# Where does the abelian part come in?

1. Nov 26, 2007

### rsa58

1. The problem statement, all variables and given/known data
Prove the set H of all solutions satisfying the equation x^n = e form a subgroup of an abelian group G with identity e.

2. Relevant equations

3. The attempt at a solution

e^n = e so e belongs to H.

x^n = e => x^(-n)= e => (x^(-1))^n= e so for any x belonging to H, x inverse belongs to H.

if a^n=e and b^n= e => (ab)^n=e so ab belongs to H.
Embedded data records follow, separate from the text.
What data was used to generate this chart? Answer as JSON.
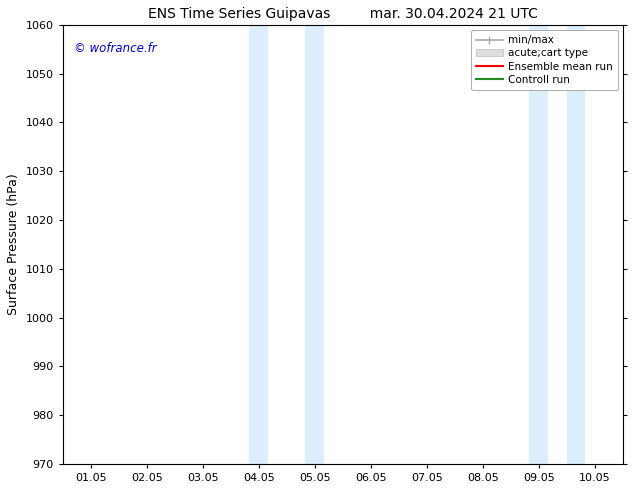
{
  "title_left": "ENS Time Series Guipavas",
  "title_right": "mar. 30.04.2024 21 UTC",
  "ylabel": "Surface Pressure (hPa)",
  "ylim": [
    970,
    1060
  ],
  "yticks": [
    970,
    980,
    990,
    1000,
    1010,
    1020,
    1030,
    1040,
    1050,
    1060
  ],
  "xtick_labels": [
    "01.05",
    "02.05",
    "03.05",
    "04.05",
    "05.05",
    "06.05",
    "07.05",
    "08.05",
    "09.05",
    "10.05"
  ],
  "xtick_positions": [
    0,
    1,
    2,
    3,
    4,
    5,
    6,
    7,
    8,
    9
  ],
  "xlim": [
    -0.5,
    9.5
  ],
  "watermark": "© wofrance.fr",
  "watermark_color": "#0000cc",
  "bg_color": "#ffffff",
  "plot_bg_color": "#ffffff",
  "shaded_regions": [
    {
      "xstart": 2.83,
      "xend": 3.17,
      "color": "#ddeeff"
    },
    {
      "xstart": 3.83,
      "xend": 4.17,
      "color": "#ddeeff"
    },
    {
      "xstart": 7.83,
      "xend": 8.17,
      "color": "#ddeeff"
    },
    {
      "xstart": 8.5,
      "xend": 8.83,
      "color": "#ddeeff"
    }
  ],
  "legend_entries": [
    {
      "label": "min/max",
      "color": "#aaaaaa",
      "lw": 1.5,
      "style": "|-|"
    },
    {
      "label": "acute;cart type",
      "color": "#cccccc",
      "lw": 8,
      "style": "solid"
    },
    {
      "label": "Ensemble mean run",
      "color": "#ff0000",
      "lw": 1.5,
      "style": "solid"
    },
    {
      "label": "Controll run",
      "color": "#228822",
      "lw": 1.5,
      "style": "solid"
    }
  ],
  "title_fontsize": 10,
  "axis_label_fontsize": 9,
  "tick_fontsize": 8,
  "legend_fontsize": 7.5
}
where does the abelian part come in?

2. Nov 26, 2007

### ircdan

(ab)^n = (ab)(ab)(ab)...(ab)(ab)(ab) =(<--here) (aa...aaa)(bb...bb) = a^nb^n = ee = e

note that more is true, the set of all elements of finite order of an abelian group form a subgroup. the proof is the same as this except showing closure is slightly different, you could do it for practice if u wanted

Last edited: Nov 26, 2007
3. Nov 28, 2007

### rsa58

i'm going to do the practice problem just to make sure i've got it. if a^n=e and b^s=e then (a^n * b^s)=e. then by the group being abelian (ab)^s * a^(n-s)=e. we can assume n>s without loss of generality. therefore (ab)^s = a^s. if we take both sides to the power (n/s) then we have (ab)^n = e. thus ab belongs to G.

4. Nov 28, 2007

### rsa58

by the way i still don't understand why G must be abelian in the first problem.

5. Nov 28, 2007

### HallsofIvy

Staff Emeritus
That was answered in ircdan's first response. If G is not abelian, then (ab)n is NOT, in general, anbn so you cannot use the fact that an= bn= e.